- Born: October 26, 1929
- Died: May 15, 2021
- Occupations: operatic soprano, voice teacher

= Mildred Allen (soprano) =

American operatic soprano (1929–2021)

Mildred Allen (October 26, 1929 – May 15, 2021) was an American operatic soprano who had an active career during the 1950s and 1960s. She notably was a regular performer at the Metropolitan Opera between 1957 and 1962. She later became a member of the voice faculty at Birmingham-Southern College where she taught from 1987–2009.

==Biography==
===Early life and education===
Allen grew up in Mississippi and Tennessee and studied piano as a child. She attended the University of Mississippi where she earned a B.A. of Music in 1954 and then pursued graduate studies at the New England Conservatory in Boston, earning a master's degree in Vocal Performance in 1956. While in Boston she studied under impresario and conductor, Boris Goldovsky. She made her professional opera debut at the age of 24 on August 6, 1956 portraying the title role in the first staged production of Lukas Foss's Griffelkin at the Tanglewood Music Festival.

===Metropolitan Opera===
Early on in her career Allen joined the roster of sopranos at the Metropolitan Opera in 1957. She initially was hired to replace Roberta Peters, who was out having a baby, as Papagena in Mozart's The Magic Flute in March 1957. Rudolf Bing was pleased with her performance and she was offered a long-term contract with the company . She sang regularly at the Met for the next 5 years for a total of 208 performances. Her more notable roles at the Met included Amore in Gluck's Orfeo ed Euridice, Giannetta in Donizetti's L'elisir d'amore, Guadalena in Offenbach's La Périchole, Micaela in Bizet's Carmen, Oscar in Verdi's Un ballo in maschera, Yniold in Debussy's Pelléas et Mélisande, and Zerlina in Mozart's Don Giovanni. She also portrayed a number of smaller supporting roles, including Annina in La Traviata to the Violettas of Licia Albanese, Maria Callas, and Victoria de los Angeles and the role of Ines in Il Trovatore to Lucine Amara's Leonora . Her last performance at the Met was on April 2, 1962 as the Crowned Child in Verdi's Macbeth with Anselmo Colzani in the title role and Irene Dalis as Lady Macbeth.

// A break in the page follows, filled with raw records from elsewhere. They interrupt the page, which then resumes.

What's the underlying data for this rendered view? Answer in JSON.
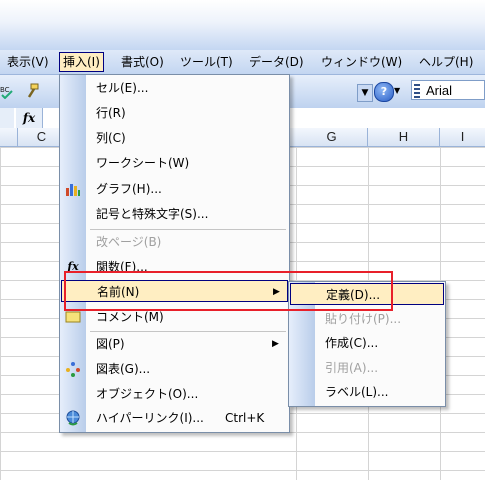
{
  "menubar": {
    "items": [
      {
        "label": "表示(V)",
        "key": "view"
      },
      {
        "label": "挿入(I)",
        "key": "insert"
      },
      {
        "label": "書式(O)",
        "key": "format"
      },
      {
        "label": "ツール(T)",
        "key": "tools"
      },
      {
        "label": "データ(D)",
        "key": "data"
      },
      {
        "label": "ウィンドウ(W)",
        "key": "window"
      },
      {
        "label": "ヘルプ(H)",
        "key": "help"
      }
    ]
  },
  "toolbar": {
    "font_name": "Arial",
    "help_label": "?"
  },
  "formula_bar": {
    "fx_label": "fx"
  },
  "columns": [
    "C",
    "G",
    "H",
    "I"
  ],
  "insert_menu": {
    "items": [
      {
        "label": "セル(E)...",
        "icon": "none"
      },
      {
        "label": "行(R)",
        "icon": "none"
      },
      {
        "label": "列(C)",
        "icon": "none"
      },
      {
        "label": "ワークシート(W)",
        "icon": "none"
      },
      {
        "label": "グラフ(H)...",
        "icon": "chart-icon"
      },
      {
        "label": "記号と特殊文字(S)...",
        "icon": "none"
      },
      {
        "label": "改ページ(B)",
        "icon": "none",
        "disabled": true
      },
      {
        "label": "関数(F)...",
        "icon": "function-icon"
      },
      {
        "label": "名前(N)",
        "icon": "none",
        "submenu": true,
        "highlighted": true
      },
      {
        "label": "コメント(M)",
        "icon": "comment-icon"
      },
      {
        "label": "図(P)",
        "icon": "none",
        "submenu": true
      },
      {
        "label": "図表(G)...",
        "icon": "diagram-icon"
      },
      {
        "label": "オブジェクト(O)...",
        "icon": "none"
      },
      {
        "label": "ハイパーリンク(I)...",
        "icon": "hyperlink-icon",
        "shortcut": "Ctrl+K"
      }
    ]
  },
  "name_submenu": {
    "items": [
      {
        "label": "定義(D)...",
        "highlighted": true
      },
      {
        "label": "貼り付け(P)...",
        "disabled": true
      },
      {
        "label": "作成(C)..."
      },
      {
        "label": "引用(A)...",
        "disabled": true
      },
      {
        "label": "ラベル(L)..."
      }
    ]
  },
  "colors": {
    "highlight_bg": "#ffeec2",
    "highlight_border": "#000080",
    "annotation_red": "#e8202a",
    "menubar_bg": "#c3d6f1"
  }
}
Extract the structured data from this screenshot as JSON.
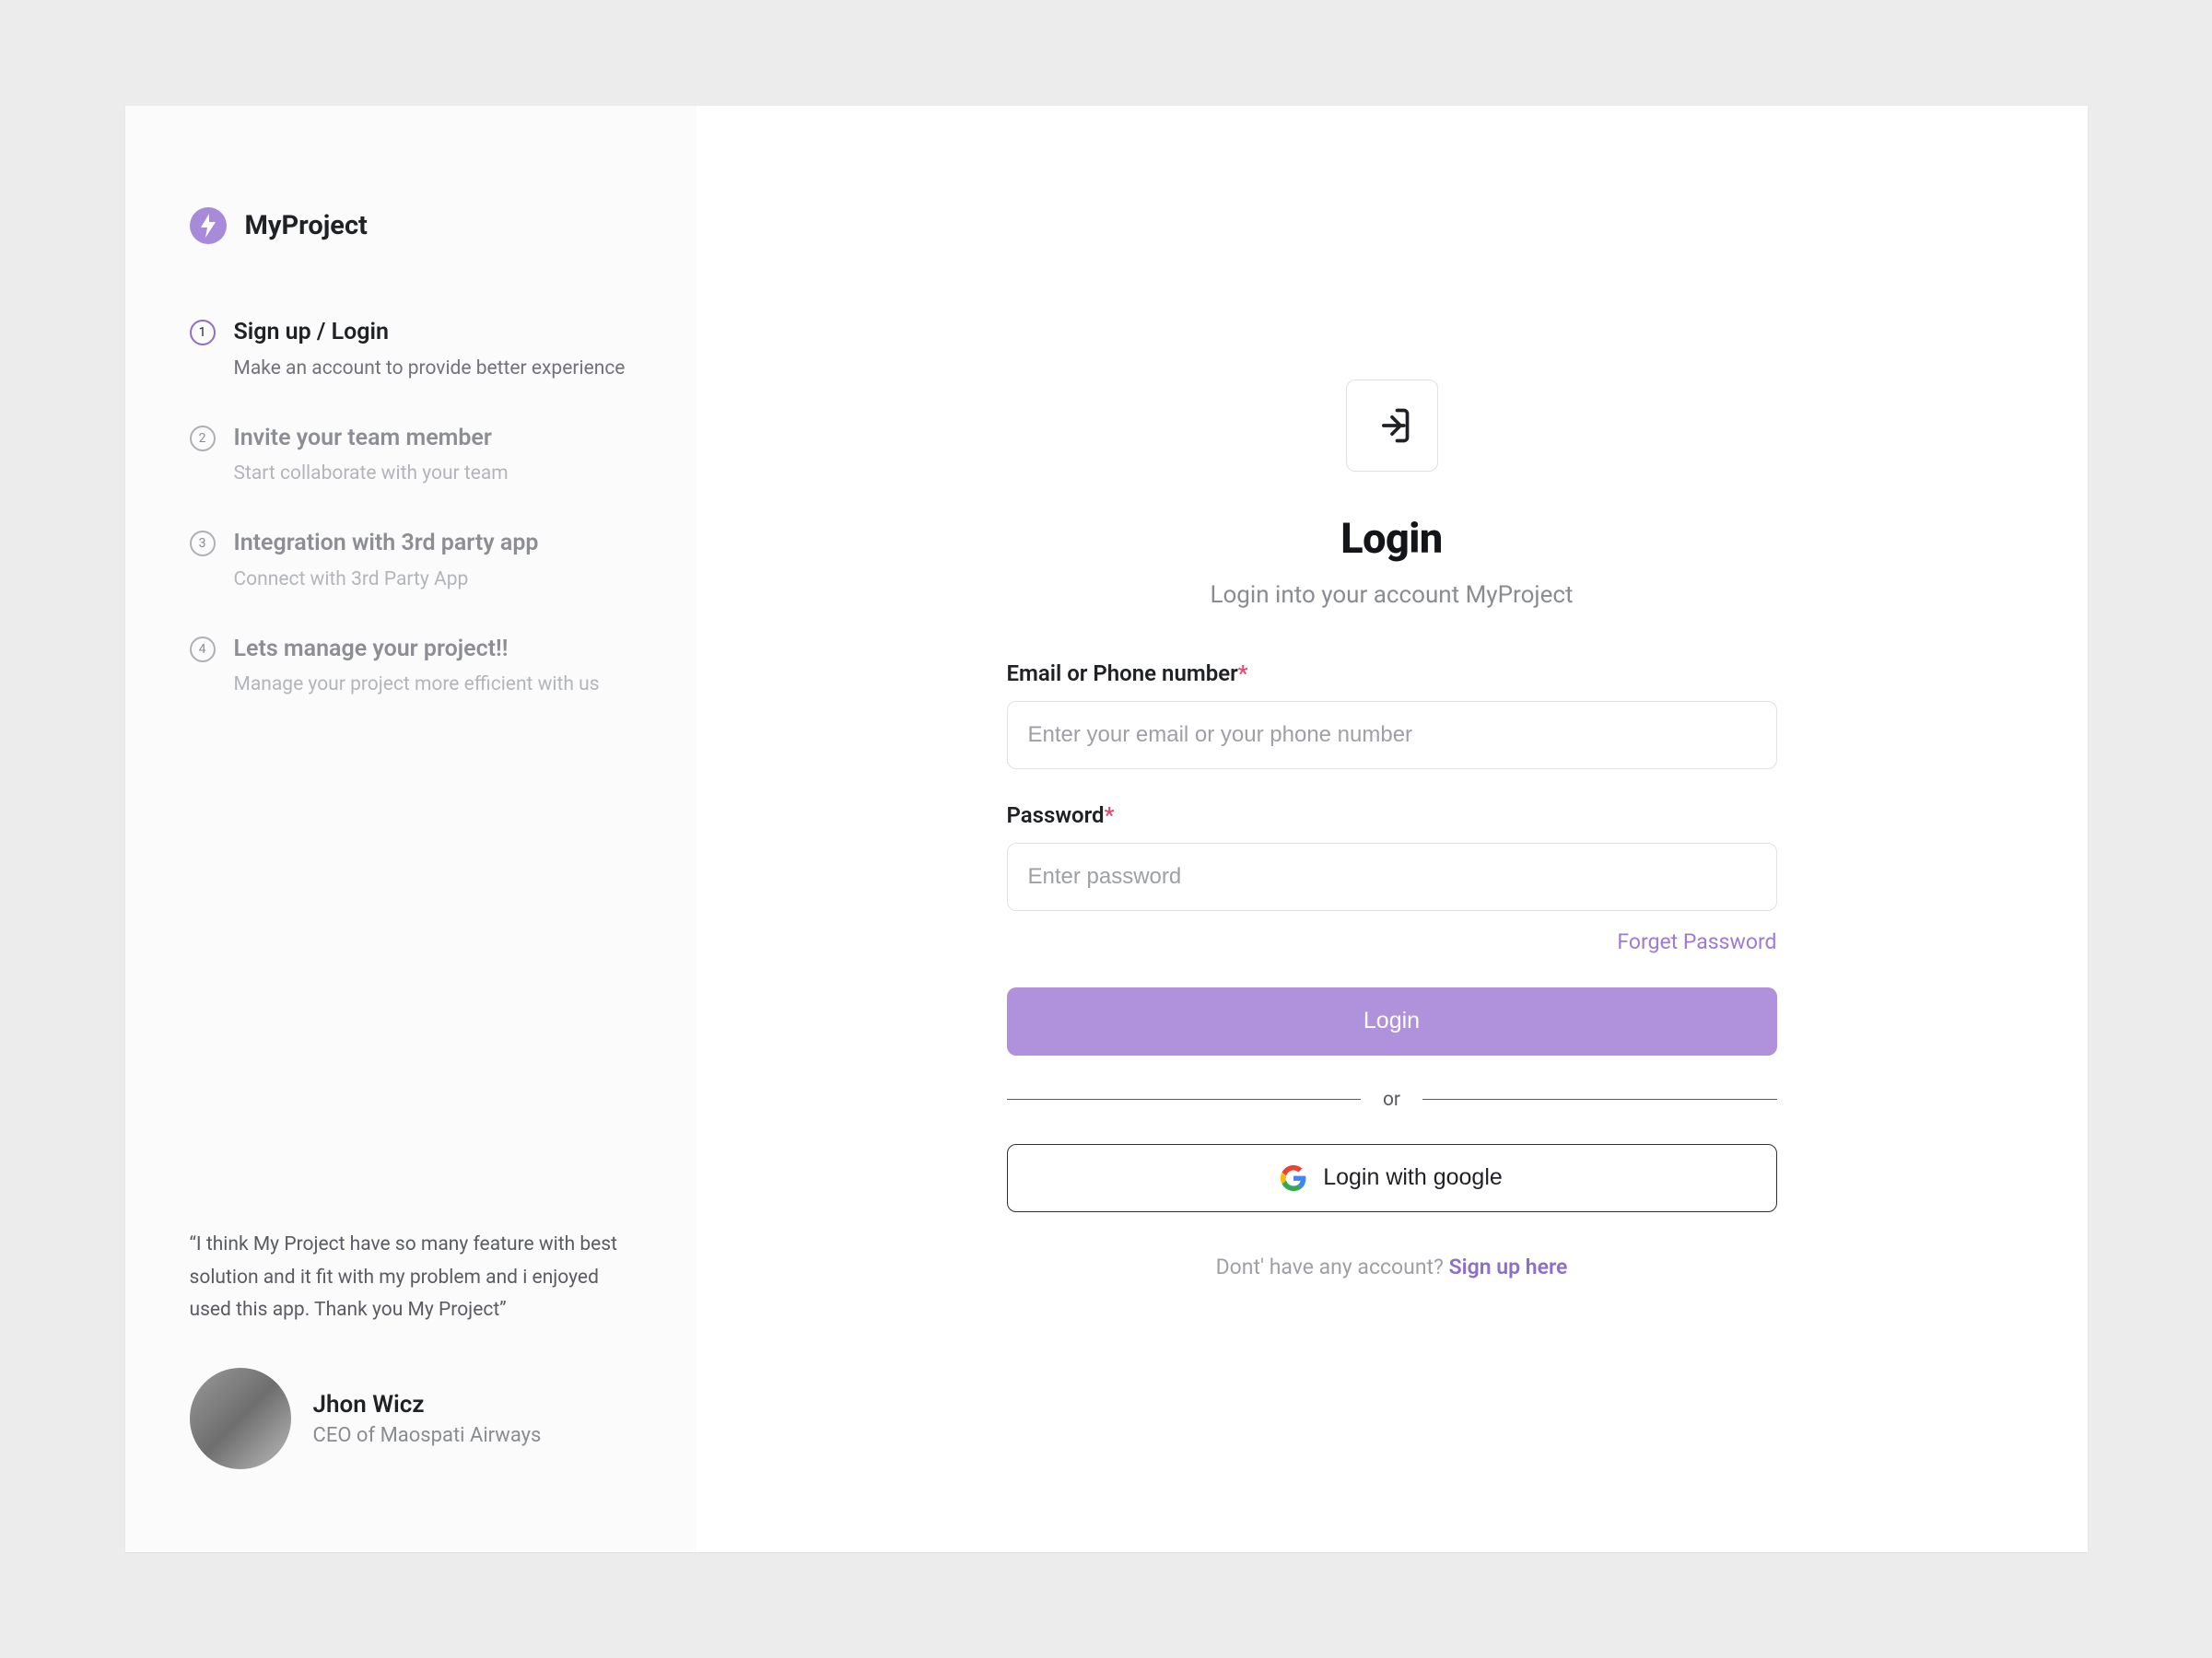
{
  "brand": {
    "name": "MyProject"
  },
  "steps": [
    {
      "num": "1",
      "title": "Sign up / Login",
      "sub": "Make an account to provide better experience"
    },
    {
      "num": "2",
      "title": "Invite your team member",
      "sub": "Start collaborate with your team"
    },
    {
      "num": "3",
      "title": "Integration with 3rd party app",
      "sub": "Connect with 3rd Party App"
    },
    {
      "num": "4",
      "title": "Lets manage your project!!",
      "sub": "Manage your project more efficient with us"
    }
  ],
  "testimonial": {
    "quote": "“I think My Project have so many feature with best solution and it fit with my problem and i enjoyed used this app. Thank you My Project”",
    "author": "Jhon Wicz",
    "role": "CEO of Maospati Airways"
  },
  "login": {
    "title": "Login",
    "subtitle": "Login into your account MyProject",
    "email_label": "Email or Phone number",
    "email_placeholder": "Enter your email or your phone number",
    "password_label": "Password",
    "password_placeholder": "Enter password",
    "required_mark": "*",
    "forgot": "Forget Password",
    "submit": "Login",
    "or": "or",
    "google": "Login with google",
    "footer_q": "Dont' have any account? ",
    "footer_link": "Sign up here"
  }
}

During her years at the Met, Allen also occasionally sang roles with other companies. She toured North America with the NBC Opera Theatre singing Barbarina in Le nozze di Figaro with Phyllis Curtin as the Countess and Walter Cassel as the Count. In 1957 she made her debut with the Santa Fe Opera (SFO) as Cio-Cio-San in Madama Butterfly with Regina Sarfaty as Suzuki and Loren Driscoll as Pinkerton. She made several more appearances with the SFO over the next ten years, including portraying Isabella Linton in the world premiere of Carlisle Floyd's Wuthering Heights in 1958. Her other roles at the SFO included, Mimi in La bohème (1958, 1967), Despina in Così fan tutte (1958), Nannetta in Falstaff (1958), Adele in Die Fledermaus (1959), Cio-Cio-San (1959, 1963, 1965), Alexandra Giddens in Marc Blitzstein's Regina (1959), Susanna in Le nozze di Figaro (1960, 1965), Anne in The Rake's Progress (1960), Zerlina (1963), La Chauve-Sourris in L'Enfant et les sortileges (1963), St. Margaret in Arthur Honegger's Joan of Arc at the Stake (1963), and Costanza in Hans Henze's The Stag King (1965). Her final role with the company was in 1967 as Micaela in Bizet's Carmen.

===Washington Opera===
After leaving the Met in 1962, Allen became a regular performer at the Washington National Opera during the 1960s. She made her debut with the company in 1962 singing Violetta in La Traviata opposite Stanley Kolk as Alfredo. Her other roles with the company included Adele in Die Fledermaus and Cio-Cio San. She also sang a number of leading roles with the Central City Opera and with a few opera houses in Europe, including the role of Amore at the Liceu.

===As a teacher===
From 1987–2009 she was a member of the voice faculty at Birmingham-Southern College where she taught voice, directed student opera productions, and taught a variety of subjects that encompassed art and literature in addition to music. When she retired, she still taught privately out of her home in Birmingham, Alabama. She was married to Edward Taub, a neuroscientist at the University of Alabama at Birmingham.